There is no doubt that expanding its LNG sector is a strategically sound step for Russia. The new planned LNG plants that have been announced will find buyers for their output. However, gas pipeline projects should not be completely ignored either. As a rule, pipelines make it possible to supply more energy at lower investments than LNG plants (an assertion that may not apply to new greenfield projects).

For China, despite all the drawbacks, stable pipeline deliveries are less nerve-wracking than purchases on LNG markets, where there is a risk of geopolitical “black swans” (such as blockades of straits and trade wars) and natural disasters such as storms and hurricanes. “Stability” is one of President Xi Jinping’s favorite words, and the “six stabilities” program of the Chinese government to reduce the impact of the novel coronavirus pandemic specifically refers to energy security. Russia can use this to its advantage, and pitch its overland pipeline as a secure and stable source of relatively “green” energy that is independent from geopolitical turmoil. This positioning of the project coincides fully with the central idea of the “Energy in China’s New Era” white paper that the Chinese government published on December 21, 2020.
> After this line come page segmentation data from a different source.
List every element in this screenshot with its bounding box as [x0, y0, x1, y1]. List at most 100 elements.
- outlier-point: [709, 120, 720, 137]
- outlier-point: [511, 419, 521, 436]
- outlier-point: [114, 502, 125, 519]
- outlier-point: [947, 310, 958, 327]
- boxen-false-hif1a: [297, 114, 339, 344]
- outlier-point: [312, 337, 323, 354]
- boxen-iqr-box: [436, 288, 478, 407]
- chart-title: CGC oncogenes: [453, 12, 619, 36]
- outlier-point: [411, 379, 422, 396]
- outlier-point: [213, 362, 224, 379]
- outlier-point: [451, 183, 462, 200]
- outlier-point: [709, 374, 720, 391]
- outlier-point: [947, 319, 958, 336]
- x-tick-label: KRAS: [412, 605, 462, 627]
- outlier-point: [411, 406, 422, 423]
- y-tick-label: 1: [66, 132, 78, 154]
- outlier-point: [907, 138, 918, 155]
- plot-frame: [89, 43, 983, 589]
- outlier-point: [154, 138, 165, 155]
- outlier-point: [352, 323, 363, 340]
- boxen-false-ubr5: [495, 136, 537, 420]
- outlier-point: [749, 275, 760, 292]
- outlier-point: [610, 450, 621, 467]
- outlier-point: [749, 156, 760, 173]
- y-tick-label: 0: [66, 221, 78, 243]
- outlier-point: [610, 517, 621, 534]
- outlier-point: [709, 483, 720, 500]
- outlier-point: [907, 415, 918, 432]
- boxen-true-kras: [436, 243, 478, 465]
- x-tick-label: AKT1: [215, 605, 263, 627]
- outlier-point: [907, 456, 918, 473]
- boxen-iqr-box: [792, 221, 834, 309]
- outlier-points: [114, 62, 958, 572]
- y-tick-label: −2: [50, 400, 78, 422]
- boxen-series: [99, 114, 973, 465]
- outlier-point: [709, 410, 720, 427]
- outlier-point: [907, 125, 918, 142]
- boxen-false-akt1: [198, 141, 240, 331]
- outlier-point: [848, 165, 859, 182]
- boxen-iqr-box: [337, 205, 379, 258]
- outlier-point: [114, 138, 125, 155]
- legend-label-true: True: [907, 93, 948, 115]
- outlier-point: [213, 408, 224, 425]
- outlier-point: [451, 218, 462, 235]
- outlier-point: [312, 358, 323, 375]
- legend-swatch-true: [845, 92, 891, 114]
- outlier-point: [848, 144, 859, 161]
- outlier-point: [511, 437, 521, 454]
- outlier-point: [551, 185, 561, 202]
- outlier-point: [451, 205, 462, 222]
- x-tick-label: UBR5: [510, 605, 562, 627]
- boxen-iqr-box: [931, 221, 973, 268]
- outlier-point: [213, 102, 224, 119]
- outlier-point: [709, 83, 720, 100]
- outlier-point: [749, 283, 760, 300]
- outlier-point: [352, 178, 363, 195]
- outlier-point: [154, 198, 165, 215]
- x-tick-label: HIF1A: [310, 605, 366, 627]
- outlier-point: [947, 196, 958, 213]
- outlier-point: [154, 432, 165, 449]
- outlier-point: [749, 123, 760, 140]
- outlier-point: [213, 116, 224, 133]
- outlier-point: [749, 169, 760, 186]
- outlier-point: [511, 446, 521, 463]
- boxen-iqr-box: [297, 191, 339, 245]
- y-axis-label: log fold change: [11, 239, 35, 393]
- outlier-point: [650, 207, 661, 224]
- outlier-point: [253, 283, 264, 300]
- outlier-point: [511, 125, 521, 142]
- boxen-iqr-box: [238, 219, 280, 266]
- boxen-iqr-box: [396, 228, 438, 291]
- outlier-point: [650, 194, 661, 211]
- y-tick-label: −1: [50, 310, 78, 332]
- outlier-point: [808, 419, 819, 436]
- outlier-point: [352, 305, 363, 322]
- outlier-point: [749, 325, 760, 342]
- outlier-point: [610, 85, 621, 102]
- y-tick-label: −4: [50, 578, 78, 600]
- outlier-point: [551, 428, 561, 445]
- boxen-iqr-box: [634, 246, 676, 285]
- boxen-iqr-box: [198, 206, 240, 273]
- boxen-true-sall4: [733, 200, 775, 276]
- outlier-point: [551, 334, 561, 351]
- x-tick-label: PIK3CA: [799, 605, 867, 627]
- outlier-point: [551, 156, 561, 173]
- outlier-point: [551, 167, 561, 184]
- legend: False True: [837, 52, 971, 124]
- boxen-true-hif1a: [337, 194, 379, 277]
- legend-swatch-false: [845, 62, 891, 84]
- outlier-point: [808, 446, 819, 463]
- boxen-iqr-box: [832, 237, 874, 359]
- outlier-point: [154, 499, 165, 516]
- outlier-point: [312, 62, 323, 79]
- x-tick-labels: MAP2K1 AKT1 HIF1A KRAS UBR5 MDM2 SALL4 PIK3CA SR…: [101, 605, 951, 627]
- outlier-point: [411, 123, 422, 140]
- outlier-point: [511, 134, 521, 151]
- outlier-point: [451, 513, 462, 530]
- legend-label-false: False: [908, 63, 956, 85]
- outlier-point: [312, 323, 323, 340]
However, the “predetermined partnership” model that was tested with Europe could bring surprises to Russia’s relations with China in the current conditions. On what terms will Beijing be prepared to buy natural gas from the Yamal? Will it prefer to buy gas from Central Asian countries that depend on Chinese loans, or will it simply expand its LNG portfolio? Will Russia find the offered price acceptable (clearly, amid the current low oil prices, LNG will not fetch a high rate)? How will Beijing play the climate card, and will it be prepared to sign a two-decade contract if it plans to end the “golden era” of natural gas?

Answers to these questions will emerge in the near future. It is apparent that Russia’s time is limited. Negotiations on gas deliveries to China started in 2004, while deliveries via Power of Siberia only began fifteen years later.

Over that time, Beijing’s energy agenda could change drastically. The “fat decades” of the Russian gas industry (the 2000s and the 2010s, when the markets and the super-profits were growing) are over, and the sector must learn to live in the new paradigm.

Gazprom will not sell gas from Yamal to China cheap, but endlessly and stubbornly delaying progress on new routes today could lead to losses of market share in the future. In conditions of swiftly growing competition by gas suppliers for the Chinese market, one might cautiously predict that we could hear news about the Power of Siberia project within 2021.